Figure it's a good time to start some architecture discussion again.
In the leaked Hexus benchmarks for Heaven 2.0, we see that changing the tesselation level imparts a performance hit. I believe that for the most part this is due to increased load on triangle setup (including clipping and culling) because additional hull/domain/vertex shader load should be minimal, and the usual clumping of triangles will prevent the GPU form hiding this bottleneck behind pixel procesing. So let's do a little analysis:
No tesselation, normal tesselation:
HD5870: 40.5 fps, 26.3 fps ==> 13.3 ms extra processing time
GTX480: 45.9 fps, 36.9 fps ==> 5.3 ms
Fermi crunches through this additional load 2.5 times faster.

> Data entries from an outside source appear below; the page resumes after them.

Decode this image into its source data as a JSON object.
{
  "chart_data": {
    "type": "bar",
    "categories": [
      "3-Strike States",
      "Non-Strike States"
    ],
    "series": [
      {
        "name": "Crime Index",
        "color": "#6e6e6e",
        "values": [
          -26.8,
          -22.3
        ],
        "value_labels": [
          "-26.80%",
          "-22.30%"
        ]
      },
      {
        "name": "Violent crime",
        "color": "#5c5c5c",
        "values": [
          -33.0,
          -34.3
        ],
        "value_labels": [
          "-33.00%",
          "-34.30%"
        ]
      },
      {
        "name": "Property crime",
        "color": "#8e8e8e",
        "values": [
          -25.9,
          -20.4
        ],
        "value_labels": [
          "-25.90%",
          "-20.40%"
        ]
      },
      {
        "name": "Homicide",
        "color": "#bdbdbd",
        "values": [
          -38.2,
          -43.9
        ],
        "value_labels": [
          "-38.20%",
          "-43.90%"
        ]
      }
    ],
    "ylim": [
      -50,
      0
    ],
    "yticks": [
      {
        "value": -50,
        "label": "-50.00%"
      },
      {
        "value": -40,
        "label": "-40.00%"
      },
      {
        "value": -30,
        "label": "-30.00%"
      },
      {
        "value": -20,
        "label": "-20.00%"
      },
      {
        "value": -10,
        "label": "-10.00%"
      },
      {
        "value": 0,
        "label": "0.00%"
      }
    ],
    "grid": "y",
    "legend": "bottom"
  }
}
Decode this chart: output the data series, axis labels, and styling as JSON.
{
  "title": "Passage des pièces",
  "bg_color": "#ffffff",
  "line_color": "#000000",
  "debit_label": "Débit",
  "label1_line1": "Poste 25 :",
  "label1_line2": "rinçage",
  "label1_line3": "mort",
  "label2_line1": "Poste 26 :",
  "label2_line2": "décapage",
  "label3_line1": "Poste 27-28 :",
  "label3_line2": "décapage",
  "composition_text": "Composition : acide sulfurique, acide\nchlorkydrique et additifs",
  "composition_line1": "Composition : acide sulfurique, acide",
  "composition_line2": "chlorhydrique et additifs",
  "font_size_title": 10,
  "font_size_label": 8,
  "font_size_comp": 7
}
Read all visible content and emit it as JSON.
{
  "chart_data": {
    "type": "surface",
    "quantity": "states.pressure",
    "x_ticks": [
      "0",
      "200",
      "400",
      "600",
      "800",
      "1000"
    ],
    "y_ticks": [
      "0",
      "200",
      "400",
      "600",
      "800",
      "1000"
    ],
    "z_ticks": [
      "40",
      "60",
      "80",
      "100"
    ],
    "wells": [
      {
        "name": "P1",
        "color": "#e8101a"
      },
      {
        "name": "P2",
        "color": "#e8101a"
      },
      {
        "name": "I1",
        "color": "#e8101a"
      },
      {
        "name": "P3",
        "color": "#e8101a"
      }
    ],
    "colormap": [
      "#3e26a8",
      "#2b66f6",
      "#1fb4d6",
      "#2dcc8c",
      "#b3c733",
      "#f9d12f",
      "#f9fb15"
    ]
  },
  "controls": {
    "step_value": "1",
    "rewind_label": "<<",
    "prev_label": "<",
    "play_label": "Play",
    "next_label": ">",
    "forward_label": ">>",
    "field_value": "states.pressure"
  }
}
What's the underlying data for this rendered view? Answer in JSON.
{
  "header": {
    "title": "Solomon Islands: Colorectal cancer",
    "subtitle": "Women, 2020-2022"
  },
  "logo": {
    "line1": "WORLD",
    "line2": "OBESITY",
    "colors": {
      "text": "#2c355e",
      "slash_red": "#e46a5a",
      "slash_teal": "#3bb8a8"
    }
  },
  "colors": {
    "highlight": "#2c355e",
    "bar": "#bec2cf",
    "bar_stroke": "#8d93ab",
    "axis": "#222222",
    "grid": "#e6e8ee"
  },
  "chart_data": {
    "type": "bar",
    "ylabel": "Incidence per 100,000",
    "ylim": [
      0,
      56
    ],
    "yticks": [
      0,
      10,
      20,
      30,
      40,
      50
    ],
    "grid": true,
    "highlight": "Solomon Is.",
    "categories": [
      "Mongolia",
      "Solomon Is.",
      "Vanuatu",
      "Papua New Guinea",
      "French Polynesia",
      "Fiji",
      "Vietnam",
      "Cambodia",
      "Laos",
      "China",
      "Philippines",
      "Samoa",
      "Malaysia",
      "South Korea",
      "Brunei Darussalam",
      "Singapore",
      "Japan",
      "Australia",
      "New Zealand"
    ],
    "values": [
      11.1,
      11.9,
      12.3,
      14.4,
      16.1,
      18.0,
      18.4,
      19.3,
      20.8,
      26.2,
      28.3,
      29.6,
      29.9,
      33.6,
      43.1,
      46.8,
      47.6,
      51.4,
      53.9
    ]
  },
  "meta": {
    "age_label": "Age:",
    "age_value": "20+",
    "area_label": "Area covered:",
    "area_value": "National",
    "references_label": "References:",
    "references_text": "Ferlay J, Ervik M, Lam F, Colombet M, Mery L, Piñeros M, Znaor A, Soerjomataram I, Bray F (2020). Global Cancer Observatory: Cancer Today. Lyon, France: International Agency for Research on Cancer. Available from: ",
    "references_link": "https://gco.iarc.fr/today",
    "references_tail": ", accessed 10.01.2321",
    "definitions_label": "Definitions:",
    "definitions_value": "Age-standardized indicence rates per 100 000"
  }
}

Normal tesselation, extreme tesselation:
HD5870: 26.3 fps, 17.0 fps ==> 20.8 ms
GTX480: 36.9 fps, 29.5 fps ==> 6.8 ms
Fermi crunches through this larger additional load 3.1 times faster.
We know Cypress can do one triangle per clock, and this is what NVidia has said about Fermi:
http://www.bjorn3d.com/read.php?cID=1778&pageID=8321
http://www.techreport.com/articles.x/18332/2
Not quite the expected result, given that Cypress is clocked faster, but Cypress is probably a little below 1 tri/clk on average, so close enough :smile: